Con lo scontro franco-italiano sui cantieri navali si nasconde la necessità di riposizionarsi rispetto alla mutazione della globalizzazione mondiale che prelude ad un ritorno dell’intervento pubblico e difesa dei capisaldi economici strategici. In Germania, analogamente, un intervento legislativo punta a mettere in sicurezza la proprietà delle società strategiche.
Se questa ipotesi è corretta sembra che la stagione del libero mercato dominato dalla finanza e dai potentati economici ai quali tutti devono obbedienza stia volgendo al termine.
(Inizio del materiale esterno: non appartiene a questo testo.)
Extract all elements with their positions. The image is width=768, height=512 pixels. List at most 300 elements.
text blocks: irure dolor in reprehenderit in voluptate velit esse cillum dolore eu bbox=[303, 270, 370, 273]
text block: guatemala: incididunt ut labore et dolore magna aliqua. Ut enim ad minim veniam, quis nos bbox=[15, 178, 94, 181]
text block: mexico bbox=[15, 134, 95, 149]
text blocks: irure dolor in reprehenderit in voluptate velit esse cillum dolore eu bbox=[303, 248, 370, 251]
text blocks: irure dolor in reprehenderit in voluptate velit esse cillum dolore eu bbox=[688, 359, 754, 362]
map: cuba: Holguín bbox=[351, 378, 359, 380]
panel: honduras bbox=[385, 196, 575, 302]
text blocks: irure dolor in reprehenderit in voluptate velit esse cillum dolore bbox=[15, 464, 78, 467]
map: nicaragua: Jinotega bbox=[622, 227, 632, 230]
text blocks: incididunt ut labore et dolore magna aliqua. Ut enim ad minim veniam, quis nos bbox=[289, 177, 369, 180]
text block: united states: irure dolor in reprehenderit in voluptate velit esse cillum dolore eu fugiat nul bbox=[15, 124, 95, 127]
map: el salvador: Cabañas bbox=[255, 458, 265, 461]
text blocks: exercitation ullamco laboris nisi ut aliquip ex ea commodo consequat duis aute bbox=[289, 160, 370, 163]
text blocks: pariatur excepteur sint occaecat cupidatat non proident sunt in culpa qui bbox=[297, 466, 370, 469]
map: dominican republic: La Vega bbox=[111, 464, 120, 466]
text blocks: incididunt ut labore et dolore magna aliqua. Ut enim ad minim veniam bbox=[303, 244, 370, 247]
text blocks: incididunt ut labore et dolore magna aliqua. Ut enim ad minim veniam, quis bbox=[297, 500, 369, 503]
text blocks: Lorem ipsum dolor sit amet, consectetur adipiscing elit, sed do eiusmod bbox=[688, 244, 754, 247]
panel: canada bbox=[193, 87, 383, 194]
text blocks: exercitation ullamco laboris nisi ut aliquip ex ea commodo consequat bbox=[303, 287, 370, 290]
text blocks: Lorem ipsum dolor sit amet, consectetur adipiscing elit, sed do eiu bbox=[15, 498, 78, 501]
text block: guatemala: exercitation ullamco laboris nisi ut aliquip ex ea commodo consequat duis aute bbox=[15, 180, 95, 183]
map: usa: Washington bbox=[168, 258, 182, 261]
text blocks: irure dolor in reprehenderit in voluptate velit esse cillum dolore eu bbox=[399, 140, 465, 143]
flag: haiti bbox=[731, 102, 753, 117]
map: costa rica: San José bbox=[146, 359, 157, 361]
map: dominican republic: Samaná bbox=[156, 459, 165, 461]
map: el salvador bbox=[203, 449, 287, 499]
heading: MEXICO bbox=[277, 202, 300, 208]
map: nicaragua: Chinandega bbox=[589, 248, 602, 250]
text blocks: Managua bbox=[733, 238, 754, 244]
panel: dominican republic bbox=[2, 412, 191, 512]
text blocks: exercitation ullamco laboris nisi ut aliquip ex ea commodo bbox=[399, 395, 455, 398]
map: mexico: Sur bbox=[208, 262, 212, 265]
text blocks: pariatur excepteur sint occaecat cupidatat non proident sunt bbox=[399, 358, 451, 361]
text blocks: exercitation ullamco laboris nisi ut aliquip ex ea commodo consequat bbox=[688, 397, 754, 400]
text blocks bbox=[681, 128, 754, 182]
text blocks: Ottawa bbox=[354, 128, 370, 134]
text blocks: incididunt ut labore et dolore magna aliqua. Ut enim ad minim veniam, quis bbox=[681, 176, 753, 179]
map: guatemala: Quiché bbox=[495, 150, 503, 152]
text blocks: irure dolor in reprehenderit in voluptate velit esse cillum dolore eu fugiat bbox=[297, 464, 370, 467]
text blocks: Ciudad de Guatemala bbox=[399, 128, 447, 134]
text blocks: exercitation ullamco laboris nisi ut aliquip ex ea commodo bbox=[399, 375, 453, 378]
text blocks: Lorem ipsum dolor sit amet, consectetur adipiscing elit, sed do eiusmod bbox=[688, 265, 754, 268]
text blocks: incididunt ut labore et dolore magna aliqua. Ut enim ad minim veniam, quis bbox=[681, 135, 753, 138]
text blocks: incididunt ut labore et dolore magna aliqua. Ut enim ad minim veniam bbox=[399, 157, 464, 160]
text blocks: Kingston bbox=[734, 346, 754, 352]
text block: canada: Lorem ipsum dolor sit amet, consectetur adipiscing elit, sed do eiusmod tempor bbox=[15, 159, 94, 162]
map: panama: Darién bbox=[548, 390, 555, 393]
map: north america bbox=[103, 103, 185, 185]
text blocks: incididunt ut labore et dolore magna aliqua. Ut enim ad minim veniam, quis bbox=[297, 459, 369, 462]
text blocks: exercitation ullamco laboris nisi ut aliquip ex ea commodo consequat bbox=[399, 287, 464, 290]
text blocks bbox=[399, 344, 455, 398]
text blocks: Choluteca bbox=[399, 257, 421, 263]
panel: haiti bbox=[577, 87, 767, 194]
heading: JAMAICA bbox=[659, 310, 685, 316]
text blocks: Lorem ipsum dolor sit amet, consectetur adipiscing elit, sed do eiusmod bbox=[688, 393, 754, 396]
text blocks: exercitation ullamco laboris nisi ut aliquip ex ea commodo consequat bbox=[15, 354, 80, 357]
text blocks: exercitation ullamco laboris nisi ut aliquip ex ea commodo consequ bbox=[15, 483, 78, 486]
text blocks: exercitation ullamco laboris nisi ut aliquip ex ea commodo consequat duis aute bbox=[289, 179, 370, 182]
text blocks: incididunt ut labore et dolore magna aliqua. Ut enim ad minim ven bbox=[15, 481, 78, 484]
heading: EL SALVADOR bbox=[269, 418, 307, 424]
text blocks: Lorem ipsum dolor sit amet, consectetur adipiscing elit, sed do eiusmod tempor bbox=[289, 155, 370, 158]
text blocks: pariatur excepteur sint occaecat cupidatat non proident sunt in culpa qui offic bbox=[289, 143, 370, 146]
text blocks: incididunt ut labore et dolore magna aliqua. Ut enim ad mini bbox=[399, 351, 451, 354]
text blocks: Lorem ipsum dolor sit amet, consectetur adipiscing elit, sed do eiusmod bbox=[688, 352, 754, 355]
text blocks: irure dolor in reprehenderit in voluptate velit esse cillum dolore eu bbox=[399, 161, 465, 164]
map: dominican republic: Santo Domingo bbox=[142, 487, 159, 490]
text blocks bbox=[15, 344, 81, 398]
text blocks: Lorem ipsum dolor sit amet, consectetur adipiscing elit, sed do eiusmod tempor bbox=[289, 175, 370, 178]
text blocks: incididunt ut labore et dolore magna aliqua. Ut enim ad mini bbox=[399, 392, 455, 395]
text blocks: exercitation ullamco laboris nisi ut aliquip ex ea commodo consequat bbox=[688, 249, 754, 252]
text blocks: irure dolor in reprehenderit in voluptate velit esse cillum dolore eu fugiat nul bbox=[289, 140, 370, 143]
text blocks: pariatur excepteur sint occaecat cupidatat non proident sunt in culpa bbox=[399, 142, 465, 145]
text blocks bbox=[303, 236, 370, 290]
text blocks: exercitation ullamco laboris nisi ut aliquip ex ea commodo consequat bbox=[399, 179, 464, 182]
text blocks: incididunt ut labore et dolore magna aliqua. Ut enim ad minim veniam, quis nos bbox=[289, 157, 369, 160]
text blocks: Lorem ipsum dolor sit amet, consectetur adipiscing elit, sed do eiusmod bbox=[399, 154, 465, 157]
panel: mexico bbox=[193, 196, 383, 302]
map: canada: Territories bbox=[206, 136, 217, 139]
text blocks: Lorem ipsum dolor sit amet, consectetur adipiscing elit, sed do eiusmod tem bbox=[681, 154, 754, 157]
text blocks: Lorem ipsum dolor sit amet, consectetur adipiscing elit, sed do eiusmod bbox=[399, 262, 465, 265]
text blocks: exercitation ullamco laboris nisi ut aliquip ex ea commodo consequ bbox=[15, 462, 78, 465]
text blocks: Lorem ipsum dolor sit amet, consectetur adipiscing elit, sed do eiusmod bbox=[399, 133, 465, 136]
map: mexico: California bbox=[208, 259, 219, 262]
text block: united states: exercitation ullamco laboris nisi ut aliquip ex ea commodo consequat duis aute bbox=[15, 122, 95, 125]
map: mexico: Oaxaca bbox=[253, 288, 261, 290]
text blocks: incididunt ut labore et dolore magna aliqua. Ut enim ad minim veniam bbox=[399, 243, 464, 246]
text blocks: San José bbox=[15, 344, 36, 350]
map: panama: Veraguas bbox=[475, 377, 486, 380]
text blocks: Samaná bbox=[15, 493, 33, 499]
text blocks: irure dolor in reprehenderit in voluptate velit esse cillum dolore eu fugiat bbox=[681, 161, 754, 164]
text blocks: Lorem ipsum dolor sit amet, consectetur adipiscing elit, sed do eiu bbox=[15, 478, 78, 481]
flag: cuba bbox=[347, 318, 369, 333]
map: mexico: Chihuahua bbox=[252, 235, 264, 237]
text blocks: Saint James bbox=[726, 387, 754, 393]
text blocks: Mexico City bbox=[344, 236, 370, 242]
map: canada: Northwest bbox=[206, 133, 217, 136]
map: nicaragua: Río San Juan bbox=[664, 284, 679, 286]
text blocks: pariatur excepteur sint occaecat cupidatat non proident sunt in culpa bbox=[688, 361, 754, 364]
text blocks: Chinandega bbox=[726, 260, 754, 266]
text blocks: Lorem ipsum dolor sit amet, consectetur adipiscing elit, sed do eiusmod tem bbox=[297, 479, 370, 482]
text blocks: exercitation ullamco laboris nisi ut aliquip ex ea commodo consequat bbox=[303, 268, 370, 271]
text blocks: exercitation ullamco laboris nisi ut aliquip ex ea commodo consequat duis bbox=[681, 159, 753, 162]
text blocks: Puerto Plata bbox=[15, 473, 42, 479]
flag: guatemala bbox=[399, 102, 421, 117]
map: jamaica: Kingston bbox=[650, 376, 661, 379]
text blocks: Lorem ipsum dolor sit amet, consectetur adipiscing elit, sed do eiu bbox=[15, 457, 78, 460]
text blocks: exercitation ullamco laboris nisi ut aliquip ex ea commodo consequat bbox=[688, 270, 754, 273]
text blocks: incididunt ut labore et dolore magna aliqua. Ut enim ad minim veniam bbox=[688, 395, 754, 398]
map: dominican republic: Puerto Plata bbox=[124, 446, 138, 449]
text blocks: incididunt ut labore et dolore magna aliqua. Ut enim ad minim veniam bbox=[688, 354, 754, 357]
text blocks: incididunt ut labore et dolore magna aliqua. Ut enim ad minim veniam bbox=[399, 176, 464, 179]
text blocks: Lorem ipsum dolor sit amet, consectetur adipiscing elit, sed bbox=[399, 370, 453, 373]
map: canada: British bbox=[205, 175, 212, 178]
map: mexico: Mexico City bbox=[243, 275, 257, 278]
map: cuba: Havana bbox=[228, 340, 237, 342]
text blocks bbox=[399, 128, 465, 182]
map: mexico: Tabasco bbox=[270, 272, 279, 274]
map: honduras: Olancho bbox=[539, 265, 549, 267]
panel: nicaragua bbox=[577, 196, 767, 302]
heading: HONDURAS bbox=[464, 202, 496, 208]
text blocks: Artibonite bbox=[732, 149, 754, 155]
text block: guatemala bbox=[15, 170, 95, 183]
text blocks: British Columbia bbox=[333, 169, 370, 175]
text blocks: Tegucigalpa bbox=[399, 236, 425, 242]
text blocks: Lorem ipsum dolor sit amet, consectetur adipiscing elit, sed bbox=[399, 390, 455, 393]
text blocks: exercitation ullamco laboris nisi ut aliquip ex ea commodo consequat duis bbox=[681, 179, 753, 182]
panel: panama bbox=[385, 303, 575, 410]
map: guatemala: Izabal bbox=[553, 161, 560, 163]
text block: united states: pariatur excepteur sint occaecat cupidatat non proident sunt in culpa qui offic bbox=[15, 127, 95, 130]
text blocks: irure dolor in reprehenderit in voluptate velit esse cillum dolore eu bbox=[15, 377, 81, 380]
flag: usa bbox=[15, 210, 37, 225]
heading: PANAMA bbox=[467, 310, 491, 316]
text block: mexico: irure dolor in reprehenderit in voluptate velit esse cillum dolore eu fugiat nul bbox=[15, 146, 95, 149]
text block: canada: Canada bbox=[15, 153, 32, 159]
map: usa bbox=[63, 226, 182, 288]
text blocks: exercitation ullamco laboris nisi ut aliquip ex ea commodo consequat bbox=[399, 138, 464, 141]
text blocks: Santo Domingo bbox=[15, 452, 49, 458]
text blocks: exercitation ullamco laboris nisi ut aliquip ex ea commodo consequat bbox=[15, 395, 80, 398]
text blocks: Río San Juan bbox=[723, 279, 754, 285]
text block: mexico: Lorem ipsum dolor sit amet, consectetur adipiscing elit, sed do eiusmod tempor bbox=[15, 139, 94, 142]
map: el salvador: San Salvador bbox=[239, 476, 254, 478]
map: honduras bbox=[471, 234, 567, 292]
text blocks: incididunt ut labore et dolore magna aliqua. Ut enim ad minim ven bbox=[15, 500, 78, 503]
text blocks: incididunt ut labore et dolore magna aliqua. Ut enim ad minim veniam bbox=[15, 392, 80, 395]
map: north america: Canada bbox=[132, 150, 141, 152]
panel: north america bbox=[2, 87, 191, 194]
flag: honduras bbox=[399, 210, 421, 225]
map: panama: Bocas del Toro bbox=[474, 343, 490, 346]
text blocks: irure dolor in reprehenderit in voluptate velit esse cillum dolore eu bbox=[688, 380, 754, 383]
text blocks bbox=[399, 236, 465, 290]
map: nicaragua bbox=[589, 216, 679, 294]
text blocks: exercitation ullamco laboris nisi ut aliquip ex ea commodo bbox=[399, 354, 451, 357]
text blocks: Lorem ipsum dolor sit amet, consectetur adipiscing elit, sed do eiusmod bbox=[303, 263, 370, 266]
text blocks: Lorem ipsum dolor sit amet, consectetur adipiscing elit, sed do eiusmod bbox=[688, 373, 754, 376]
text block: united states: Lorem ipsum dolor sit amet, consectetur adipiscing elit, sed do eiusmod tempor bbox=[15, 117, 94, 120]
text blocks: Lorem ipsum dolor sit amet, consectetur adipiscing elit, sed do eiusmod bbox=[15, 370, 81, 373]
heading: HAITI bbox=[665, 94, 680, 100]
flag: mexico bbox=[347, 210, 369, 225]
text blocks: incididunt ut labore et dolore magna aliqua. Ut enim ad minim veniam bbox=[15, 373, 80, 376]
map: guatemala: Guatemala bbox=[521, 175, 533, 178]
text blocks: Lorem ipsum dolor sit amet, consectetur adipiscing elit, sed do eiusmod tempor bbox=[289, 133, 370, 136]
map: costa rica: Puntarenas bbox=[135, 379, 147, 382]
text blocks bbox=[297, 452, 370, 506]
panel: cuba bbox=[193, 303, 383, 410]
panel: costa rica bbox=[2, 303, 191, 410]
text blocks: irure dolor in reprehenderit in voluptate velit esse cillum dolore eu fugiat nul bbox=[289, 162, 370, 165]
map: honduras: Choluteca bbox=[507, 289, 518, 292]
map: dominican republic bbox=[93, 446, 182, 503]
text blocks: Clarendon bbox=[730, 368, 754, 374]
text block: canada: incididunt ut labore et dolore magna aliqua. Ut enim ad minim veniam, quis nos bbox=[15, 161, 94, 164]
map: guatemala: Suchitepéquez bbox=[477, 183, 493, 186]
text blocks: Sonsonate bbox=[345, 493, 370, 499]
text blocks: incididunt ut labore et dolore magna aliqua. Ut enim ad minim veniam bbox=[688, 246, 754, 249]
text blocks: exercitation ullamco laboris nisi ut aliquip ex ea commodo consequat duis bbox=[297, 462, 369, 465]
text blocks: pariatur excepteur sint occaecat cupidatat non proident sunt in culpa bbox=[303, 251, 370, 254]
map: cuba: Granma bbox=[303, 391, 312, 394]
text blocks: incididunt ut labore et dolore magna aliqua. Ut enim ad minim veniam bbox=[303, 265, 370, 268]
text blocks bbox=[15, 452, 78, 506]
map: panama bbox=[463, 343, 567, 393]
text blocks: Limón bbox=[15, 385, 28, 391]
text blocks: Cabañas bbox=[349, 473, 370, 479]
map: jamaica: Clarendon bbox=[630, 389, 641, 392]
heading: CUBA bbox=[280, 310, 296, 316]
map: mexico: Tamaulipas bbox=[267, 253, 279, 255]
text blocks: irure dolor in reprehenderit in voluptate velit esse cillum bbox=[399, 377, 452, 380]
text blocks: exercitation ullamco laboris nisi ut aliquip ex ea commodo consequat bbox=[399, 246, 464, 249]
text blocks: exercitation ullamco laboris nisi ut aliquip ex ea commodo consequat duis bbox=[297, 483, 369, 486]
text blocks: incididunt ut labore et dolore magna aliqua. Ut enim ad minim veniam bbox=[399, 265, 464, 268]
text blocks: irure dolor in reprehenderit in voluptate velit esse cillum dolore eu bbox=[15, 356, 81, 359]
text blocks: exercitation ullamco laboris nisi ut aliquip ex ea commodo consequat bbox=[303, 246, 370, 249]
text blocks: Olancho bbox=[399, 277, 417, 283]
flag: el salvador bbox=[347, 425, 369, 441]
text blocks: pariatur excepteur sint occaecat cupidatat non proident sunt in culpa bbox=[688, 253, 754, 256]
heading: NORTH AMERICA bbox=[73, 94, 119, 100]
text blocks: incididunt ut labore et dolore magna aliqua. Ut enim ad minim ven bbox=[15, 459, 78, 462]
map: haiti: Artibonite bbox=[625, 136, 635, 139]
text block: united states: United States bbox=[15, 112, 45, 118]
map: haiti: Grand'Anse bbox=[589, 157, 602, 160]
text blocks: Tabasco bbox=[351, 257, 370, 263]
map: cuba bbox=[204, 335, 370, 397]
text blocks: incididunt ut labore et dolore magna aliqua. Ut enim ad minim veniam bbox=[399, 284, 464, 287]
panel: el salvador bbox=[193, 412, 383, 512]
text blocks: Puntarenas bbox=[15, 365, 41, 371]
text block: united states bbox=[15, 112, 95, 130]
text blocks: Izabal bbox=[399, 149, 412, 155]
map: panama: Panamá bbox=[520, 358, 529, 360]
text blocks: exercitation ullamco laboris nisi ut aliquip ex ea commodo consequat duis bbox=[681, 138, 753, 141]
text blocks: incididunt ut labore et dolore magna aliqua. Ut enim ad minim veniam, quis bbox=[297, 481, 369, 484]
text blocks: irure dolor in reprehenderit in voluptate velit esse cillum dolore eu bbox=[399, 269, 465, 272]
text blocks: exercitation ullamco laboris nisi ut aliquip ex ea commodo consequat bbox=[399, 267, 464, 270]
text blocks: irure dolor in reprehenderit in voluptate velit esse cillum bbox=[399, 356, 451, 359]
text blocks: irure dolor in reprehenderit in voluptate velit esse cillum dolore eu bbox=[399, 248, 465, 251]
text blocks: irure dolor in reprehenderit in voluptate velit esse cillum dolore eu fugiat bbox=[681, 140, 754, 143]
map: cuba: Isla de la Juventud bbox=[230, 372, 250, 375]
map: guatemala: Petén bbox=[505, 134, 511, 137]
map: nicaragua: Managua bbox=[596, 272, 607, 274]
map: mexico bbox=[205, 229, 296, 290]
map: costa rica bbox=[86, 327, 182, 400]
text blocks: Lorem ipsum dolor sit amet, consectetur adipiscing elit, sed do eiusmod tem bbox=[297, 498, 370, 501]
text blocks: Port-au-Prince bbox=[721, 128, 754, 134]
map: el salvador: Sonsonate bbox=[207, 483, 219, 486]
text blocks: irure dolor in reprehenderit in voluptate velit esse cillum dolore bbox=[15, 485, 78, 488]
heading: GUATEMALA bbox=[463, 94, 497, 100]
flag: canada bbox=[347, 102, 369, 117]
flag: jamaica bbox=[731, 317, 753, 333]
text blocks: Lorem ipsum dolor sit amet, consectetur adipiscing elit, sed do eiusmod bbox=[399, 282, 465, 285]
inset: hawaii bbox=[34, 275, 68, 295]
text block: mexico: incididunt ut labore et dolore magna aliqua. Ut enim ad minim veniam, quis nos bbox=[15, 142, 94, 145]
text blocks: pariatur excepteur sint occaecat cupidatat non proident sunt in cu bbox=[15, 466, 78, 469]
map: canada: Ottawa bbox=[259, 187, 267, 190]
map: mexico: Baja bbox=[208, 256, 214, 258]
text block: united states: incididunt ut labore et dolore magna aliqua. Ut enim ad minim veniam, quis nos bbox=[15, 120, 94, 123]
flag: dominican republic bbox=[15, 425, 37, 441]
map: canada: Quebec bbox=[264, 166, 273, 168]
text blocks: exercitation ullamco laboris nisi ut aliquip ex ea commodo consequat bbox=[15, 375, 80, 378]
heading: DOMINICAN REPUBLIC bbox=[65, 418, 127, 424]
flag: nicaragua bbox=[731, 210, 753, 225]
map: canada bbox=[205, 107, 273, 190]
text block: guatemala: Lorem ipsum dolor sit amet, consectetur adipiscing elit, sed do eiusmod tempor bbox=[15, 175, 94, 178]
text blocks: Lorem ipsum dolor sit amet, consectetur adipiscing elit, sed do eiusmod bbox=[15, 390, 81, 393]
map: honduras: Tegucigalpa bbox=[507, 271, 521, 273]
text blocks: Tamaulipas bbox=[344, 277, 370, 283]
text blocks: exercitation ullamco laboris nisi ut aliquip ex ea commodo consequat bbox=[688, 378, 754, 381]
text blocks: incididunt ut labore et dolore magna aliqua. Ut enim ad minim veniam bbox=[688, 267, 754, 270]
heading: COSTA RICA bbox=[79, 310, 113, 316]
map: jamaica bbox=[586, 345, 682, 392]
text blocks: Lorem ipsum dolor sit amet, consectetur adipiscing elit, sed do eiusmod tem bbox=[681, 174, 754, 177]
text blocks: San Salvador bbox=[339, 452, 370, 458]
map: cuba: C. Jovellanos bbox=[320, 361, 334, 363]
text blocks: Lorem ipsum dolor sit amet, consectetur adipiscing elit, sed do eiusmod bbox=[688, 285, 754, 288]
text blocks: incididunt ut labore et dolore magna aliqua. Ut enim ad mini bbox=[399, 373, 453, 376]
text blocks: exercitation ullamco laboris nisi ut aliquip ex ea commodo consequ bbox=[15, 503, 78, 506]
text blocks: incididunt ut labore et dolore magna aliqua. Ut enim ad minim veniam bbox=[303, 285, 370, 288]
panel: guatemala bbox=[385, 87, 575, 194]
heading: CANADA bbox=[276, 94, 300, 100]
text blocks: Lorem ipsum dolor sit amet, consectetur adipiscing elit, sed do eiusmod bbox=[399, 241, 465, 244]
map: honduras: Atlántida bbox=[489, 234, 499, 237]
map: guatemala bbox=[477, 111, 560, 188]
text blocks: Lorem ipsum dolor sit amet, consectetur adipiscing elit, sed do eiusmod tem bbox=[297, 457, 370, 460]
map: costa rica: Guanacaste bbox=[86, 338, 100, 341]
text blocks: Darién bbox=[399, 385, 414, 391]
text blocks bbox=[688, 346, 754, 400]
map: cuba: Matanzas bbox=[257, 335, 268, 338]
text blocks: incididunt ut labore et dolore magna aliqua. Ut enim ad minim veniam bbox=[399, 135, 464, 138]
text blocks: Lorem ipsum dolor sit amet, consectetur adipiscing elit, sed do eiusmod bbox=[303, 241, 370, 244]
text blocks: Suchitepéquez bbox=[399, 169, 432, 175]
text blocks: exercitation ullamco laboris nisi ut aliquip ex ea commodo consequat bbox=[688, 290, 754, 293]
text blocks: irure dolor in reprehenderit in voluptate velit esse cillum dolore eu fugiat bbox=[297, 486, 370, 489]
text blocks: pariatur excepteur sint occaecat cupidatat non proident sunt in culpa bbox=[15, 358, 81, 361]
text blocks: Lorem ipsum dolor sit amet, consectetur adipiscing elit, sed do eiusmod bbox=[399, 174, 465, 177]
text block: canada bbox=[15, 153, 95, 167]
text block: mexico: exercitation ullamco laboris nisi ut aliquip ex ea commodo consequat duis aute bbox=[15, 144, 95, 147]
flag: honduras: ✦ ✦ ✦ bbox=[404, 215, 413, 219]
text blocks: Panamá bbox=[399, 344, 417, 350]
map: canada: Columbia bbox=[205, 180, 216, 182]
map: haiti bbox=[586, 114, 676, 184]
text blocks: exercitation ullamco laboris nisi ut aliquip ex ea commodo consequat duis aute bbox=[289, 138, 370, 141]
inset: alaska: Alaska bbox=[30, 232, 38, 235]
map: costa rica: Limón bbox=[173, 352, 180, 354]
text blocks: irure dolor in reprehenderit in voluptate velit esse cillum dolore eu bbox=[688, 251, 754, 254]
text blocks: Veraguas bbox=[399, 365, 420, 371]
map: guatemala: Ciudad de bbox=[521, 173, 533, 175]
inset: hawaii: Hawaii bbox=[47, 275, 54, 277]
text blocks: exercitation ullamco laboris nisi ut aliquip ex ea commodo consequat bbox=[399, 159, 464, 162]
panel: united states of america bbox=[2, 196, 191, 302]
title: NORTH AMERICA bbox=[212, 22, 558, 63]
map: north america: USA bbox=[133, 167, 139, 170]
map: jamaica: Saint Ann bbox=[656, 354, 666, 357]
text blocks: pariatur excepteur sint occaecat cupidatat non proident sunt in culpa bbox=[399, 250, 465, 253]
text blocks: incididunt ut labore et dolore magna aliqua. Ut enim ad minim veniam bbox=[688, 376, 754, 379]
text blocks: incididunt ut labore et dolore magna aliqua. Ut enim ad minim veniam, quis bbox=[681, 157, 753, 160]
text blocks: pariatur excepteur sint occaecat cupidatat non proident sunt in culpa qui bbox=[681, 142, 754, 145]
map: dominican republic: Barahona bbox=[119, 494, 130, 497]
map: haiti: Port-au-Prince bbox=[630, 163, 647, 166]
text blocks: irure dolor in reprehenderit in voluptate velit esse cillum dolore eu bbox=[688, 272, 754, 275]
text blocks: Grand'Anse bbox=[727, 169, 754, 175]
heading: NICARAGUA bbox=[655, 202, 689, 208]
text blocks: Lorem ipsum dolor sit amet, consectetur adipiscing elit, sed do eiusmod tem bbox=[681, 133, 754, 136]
Vediamo come del resto nel tempo si è snodato il confronto fra le due economie, francese ed italiana. Secondo studi di Kpmg gli investitori francesi hanno fatto spesa in Italia per 52,3 miliardi di euro. L’Italia viceversa può opporre solo 7,6 miliardi. Inutile dire che già solo questo dato condiziona il diverbio sui cantieri di Saint Nazaire. Inoltre fra i colossi economici in grado di far valere una potenza di fuoco determinata dalle tecnologie avanzate in quel settore noi possiamo vantare solo Finmeccanica e Leonardo. Francesi, tedeschi e britannici ci sopravanzano di molto.
Chi doveva soprattutto presidiare culturalmente, e sul piano politico, il fronte dell’evoluzione economica perché garantisse non solo la tenuta del nostro modello manifatturiero ma anche la speranza di lavoro e di reddito per i giovani e per le famiglie del futuro ha abdicato a favore del ruolo di coscienza critica del capitalismo.
Si pensi solo a questo dato: la Volkswagen, da sola e nonostante i guai che ha passato, ha un giro di affari che è il doppio dei nostri primi 10 gruppi manifatturieri che ammonta a oltre 80 miliardi. La grande industria tedesca fa profitti che si aggirano sui 200 miliardi di euro, quei nostri dieci gruppi stentano a superare i 4. Con la postilla che vanno meglio i gruppi privati di quelli pubblici superstiti.
Lo Svimez ci ricorda che dobbiamo fare i conti con lo storico divario nord-sud. Dal 2008 le regioni meridionali hanno perso 380 mila posti di lavoro e sul piano economico raggiungeranno i livelli pre-crisi, sempre secondo Svimez, solo nel 2028. Con il paradosso che il Parlamento vota un decreto per il Sud ma lo Svimez ci rammenta che intanto gli investimenti pubblici sono dati in calo. Il mondo del lavoro viene intanto sorretto da lavoratori anziani, part time e contratti a termine, mentre 10 abitanti su 100 sono in una condizione di povertà assoluta.
Ovviamente ci sono aree di eccellenza, recuperi importanti in tema di Pil che però torna a correre sotto i valori del nord: l’anno prossimo uno 0,9% rispetto ad un 1,2%. Pare che sia arrivato il momento di tornare a chiederci cosa vuol dire per l’Italia essere un Paese manifatturiero, quali le strategie da percorrere e difendere, quale il modello di sviluppo che può farci camminare lontano da stagnazione e declino.